Final answer:
To determine how much Vinnie needs to invest in an annuity contract to cover semiannual payments of $6,000 for 14 years at a 6% annual interest rate, compounded semiannually, one must use the present value of an annuity formula. By inserting the given variables into the formula, Vinnie can calculate the present value that he must invest today.
Step-by-step explanation:
The question at hand involves calculating the present value of an annuity to determine how much Vinnie must invest in a contract. Given the conditions that the interest rate is 6% per year, compounded semiannually, and considering the annuity payments of $6,000 every six months for 14 years.

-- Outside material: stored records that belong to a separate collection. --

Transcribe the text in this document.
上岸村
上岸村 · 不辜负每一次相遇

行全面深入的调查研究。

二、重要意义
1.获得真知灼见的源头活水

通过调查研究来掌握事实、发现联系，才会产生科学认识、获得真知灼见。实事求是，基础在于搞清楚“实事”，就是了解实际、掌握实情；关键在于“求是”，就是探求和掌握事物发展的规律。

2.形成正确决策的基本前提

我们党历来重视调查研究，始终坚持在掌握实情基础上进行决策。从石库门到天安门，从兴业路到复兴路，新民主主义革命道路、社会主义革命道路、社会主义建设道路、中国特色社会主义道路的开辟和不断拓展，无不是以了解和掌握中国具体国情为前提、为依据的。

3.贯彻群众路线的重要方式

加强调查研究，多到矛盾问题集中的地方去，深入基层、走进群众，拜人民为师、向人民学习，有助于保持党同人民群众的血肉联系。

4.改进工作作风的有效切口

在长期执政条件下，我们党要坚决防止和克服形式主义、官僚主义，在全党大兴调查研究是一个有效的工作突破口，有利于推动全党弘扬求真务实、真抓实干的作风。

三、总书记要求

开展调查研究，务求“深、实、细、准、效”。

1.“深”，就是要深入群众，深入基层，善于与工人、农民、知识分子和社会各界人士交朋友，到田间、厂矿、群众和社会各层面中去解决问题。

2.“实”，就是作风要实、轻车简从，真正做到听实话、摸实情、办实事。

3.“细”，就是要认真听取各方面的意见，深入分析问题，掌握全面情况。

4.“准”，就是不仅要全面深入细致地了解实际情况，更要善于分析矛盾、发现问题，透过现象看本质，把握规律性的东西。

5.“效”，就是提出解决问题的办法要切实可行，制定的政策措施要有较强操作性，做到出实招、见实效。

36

First, we must recognize this as a present value of an annuity problem, where the annuity formula is applied:
PV = Pmt [(1 - (1 + r)^-n) / r]
Where PV is the present value of the annuity, Pmt is the payment per period, r is the interest rate per period, and n is the total number of payments.
Since the interest rate is compounded semiannually, we have r = (6% / 2) = 0.03 or 3% per period. The total number of payments, given semiannual payments over 14 years, is n = 14 * 2 = 28. Thus:
PV = $6,000 [1 - (1 + 0.03)^-28] / 0.03
Calculating this, Vinnie needs to invest a certain amount today, which can be determined by solving the above equation.